İklim değişikliğiyle bağlantılı riskler arasında, sağlık sorunları, yaşam alanlarının yok olması, gıda güvenliği sorunları, su kaynaklarının yitirilmesi, ekonomik ve sosyal sorunlar sayılıyor.
Aşırı sıcaklarda ne yapmalı?
Türkiye’yi de etkisi altına alan sıcak dalgasına karşı Dünya Sağlık Örgütü’nün önerileri şöyle:
- Çok sık vakit geçirilen alanları serin tutmaya çalışın. Oda sıcaklığı gün içinde 32 derecenin, gece boyunca 24 derecenin altında olmalı. Bu, 60 yaş üzeri veya kronik sağlık sorunu olanlar için ayrıca önemli.

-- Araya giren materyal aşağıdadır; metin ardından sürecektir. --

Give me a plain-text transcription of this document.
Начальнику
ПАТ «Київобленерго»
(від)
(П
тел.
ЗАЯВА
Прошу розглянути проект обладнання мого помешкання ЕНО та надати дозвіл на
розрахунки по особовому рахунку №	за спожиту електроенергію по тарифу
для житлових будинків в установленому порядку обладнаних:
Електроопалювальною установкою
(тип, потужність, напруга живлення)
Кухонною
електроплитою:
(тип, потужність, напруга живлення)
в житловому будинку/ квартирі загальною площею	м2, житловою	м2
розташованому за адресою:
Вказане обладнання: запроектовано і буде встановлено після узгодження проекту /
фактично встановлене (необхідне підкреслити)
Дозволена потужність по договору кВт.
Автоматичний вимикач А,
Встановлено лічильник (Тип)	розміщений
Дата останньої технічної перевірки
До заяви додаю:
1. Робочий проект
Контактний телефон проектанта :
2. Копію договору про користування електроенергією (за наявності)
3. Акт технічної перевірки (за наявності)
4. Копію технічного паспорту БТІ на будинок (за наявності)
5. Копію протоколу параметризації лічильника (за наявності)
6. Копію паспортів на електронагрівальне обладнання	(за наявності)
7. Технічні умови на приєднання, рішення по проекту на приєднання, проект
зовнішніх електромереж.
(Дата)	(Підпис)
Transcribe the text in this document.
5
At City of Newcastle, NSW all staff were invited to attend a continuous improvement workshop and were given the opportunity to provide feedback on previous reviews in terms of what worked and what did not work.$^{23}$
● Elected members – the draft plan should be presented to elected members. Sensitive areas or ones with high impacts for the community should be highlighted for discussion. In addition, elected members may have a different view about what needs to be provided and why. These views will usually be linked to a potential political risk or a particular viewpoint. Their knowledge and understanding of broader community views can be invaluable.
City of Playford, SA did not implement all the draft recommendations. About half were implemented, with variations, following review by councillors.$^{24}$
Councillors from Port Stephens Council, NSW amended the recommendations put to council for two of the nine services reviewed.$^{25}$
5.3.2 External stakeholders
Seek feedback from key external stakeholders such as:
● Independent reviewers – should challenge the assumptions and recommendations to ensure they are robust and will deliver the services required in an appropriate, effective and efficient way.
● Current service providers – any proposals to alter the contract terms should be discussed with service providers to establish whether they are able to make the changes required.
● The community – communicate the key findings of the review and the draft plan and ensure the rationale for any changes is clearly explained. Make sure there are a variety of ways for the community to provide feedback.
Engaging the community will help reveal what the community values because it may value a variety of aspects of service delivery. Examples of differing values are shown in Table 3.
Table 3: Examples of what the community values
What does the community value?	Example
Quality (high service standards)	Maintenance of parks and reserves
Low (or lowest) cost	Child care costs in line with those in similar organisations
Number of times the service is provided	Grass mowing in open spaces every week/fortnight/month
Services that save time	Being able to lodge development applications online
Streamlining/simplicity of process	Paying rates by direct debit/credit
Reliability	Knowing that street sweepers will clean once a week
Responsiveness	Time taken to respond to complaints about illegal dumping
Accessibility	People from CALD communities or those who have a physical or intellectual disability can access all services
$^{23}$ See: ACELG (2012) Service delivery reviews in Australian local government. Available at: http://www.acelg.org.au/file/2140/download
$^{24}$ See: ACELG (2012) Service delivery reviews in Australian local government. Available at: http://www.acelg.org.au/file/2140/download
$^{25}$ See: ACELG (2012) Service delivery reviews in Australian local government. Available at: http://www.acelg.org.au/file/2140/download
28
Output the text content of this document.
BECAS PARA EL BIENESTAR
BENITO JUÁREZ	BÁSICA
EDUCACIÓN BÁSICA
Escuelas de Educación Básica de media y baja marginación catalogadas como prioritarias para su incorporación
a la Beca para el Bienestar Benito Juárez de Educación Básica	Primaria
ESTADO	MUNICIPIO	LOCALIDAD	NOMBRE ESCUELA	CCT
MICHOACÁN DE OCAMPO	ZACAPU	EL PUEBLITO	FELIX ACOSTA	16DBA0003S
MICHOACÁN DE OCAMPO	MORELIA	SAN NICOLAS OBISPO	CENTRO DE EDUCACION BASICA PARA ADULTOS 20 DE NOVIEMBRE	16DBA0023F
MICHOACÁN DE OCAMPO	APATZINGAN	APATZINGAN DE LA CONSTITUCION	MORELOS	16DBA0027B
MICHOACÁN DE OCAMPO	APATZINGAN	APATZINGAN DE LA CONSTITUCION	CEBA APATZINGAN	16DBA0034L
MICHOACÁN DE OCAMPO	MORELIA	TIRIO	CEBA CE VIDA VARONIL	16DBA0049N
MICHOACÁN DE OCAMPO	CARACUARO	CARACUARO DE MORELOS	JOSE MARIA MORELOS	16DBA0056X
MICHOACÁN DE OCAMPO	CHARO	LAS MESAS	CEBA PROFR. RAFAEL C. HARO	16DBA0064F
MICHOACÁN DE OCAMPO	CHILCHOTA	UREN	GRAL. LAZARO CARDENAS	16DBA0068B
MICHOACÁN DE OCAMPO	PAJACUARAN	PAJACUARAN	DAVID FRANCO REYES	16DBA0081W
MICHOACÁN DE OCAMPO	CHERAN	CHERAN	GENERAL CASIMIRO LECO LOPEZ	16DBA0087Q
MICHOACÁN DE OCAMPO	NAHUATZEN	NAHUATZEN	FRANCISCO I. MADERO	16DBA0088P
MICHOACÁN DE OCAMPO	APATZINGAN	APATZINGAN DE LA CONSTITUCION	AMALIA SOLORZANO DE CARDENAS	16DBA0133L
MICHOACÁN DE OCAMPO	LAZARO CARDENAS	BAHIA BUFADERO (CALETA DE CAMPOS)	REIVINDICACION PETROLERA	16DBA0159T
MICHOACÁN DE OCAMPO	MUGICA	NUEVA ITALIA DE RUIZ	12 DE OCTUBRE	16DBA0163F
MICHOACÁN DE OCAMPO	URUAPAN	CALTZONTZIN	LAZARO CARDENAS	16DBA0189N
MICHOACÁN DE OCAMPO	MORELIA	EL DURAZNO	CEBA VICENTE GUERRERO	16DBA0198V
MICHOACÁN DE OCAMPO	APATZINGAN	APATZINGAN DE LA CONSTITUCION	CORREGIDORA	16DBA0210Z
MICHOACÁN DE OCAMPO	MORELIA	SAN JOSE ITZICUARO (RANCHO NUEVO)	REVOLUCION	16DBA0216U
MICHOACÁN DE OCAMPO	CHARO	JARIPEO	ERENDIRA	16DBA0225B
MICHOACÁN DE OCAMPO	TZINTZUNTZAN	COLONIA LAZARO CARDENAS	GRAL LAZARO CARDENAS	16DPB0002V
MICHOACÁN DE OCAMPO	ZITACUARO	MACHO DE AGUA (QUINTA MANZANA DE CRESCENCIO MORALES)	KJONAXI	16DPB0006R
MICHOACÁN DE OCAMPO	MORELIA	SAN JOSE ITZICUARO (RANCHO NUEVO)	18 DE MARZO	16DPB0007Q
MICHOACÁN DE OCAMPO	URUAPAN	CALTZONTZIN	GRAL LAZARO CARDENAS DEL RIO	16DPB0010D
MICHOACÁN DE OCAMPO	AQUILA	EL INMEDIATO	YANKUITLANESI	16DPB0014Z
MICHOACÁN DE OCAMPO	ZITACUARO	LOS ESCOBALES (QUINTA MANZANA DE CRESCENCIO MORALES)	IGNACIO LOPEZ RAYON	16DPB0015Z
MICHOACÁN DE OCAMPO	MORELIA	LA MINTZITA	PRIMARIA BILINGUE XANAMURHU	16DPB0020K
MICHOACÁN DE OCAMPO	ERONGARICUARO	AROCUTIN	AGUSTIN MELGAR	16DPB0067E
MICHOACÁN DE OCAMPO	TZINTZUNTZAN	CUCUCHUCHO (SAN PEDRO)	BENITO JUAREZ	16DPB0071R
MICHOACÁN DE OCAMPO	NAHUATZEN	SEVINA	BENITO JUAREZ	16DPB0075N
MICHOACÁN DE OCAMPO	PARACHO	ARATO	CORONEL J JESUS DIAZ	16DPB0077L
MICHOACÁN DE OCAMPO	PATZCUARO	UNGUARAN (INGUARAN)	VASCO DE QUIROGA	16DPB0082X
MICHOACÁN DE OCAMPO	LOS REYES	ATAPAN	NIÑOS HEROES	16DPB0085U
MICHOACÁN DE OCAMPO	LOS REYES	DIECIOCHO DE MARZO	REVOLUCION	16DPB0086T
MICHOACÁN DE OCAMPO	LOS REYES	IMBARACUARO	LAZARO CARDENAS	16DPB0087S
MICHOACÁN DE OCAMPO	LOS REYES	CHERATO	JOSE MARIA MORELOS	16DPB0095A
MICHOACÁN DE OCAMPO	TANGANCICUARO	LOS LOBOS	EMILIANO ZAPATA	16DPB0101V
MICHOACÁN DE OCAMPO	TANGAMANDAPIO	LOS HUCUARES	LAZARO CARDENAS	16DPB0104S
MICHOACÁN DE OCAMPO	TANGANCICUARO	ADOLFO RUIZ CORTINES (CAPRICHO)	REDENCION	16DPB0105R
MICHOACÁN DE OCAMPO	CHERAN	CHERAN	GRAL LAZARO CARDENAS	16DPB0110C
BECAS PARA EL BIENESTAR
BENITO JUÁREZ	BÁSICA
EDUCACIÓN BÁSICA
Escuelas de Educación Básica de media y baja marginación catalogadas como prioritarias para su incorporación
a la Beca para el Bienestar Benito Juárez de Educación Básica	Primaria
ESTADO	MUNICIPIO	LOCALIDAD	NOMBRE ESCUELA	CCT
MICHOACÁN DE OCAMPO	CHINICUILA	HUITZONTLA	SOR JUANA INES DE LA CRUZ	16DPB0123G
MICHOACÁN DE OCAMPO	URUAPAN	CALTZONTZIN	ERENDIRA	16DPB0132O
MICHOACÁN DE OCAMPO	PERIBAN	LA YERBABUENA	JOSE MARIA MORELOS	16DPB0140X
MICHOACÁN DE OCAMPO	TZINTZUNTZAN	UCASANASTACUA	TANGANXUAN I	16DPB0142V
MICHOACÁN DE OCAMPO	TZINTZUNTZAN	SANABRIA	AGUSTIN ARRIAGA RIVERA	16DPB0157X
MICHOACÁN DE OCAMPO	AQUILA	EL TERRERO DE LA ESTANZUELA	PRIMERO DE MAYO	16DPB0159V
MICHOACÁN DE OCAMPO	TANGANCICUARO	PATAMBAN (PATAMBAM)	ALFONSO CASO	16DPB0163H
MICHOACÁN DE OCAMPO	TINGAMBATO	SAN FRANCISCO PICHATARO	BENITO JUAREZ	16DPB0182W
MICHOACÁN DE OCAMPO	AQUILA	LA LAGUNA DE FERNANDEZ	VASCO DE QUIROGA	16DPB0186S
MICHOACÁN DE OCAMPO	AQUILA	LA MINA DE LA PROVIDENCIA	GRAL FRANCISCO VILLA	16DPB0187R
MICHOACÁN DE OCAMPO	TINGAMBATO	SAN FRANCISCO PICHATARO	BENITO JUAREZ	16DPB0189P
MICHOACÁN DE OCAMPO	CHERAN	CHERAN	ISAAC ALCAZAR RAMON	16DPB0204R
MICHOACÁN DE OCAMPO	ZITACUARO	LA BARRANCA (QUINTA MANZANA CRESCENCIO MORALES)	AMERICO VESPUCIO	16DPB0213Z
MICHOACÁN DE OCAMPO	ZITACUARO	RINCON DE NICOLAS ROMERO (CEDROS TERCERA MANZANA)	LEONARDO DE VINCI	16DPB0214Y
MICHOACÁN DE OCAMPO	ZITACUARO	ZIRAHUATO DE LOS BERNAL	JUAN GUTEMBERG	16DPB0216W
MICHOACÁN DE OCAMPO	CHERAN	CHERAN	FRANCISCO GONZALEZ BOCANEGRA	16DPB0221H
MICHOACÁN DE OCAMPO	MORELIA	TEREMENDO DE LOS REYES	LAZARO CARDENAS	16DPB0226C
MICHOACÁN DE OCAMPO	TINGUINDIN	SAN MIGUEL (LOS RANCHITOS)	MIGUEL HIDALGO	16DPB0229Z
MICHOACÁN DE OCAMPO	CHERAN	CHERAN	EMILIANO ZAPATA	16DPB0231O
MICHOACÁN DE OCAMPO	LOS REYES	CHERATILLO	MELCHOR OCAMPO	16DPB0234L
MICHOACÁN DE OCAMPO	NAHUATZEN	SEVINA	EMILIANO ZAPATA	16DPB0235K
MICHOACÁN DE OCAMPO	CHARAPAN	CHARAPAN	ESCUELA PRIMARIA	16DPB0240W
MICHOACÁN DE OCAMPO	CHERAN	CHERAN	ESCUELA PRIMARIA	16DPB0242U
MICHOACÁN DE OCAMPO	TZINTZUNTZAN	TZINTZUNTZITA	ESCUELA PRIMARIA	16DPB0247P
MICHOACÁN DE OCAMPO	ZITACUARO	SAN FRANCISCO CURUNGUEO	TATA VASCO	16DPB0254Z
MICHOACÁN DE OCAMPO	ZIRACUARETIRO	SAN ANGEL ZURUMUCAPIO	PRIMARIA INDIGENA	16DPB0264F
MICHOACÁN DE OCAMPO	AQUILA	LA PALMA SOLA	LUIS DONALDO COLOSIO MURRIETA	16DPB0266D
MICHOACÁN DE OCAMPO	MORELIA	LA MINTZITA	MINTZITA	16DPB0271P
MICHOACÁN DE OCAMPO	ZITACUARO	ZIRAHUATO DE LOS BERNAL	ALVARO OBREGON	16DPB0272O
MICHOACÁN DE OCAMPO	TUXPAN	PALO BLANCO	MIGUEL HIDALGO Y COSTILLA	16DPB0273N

- Geceleri ve sabah erken saatlerde serin havadan faydalanmak için pencerelerin hepsini açın.
- Evin içerisindeki ısı miktarını azaltmak için özellikle gün içinde güneşe bakan pencerelerdeki panjur ya da perdeleri kapatın. Yapay aydınlatma ve mümkün olduğunca çok sayıda elektrikli cihazı kullanım dışı bırakın.
- Vücut sıcaklığını dengede tutmak için bol su için.
- Günün en sıcak zamanlarında, özellikle öğle ve öğleden sonraları dışarıda kalmamaya çalışın.
- Vücudu çok zorlayan ağır fiziksel aktiviteleri gün içerisinde yapmayın. Bunun için en ideal saat sabah 04:00 ile 07:00 arası.
- Mümkün olduğunca gölgede kalın, şapka ve güneş gözlüksüz dışarı çıkmayın.
- Soğuk duş alın, sık sık soğuk bez ve havlularla vücudu serinletin.
- Kıyafet seçiminde doğal, hafif ve bol kumaşları tercih edin.
- Çok sıvı almak yararlı ancak alkol ve kafein ve şekerden uzak durun.
- Sık sık ve küçük porsiyonlar halinde yemek yiyin.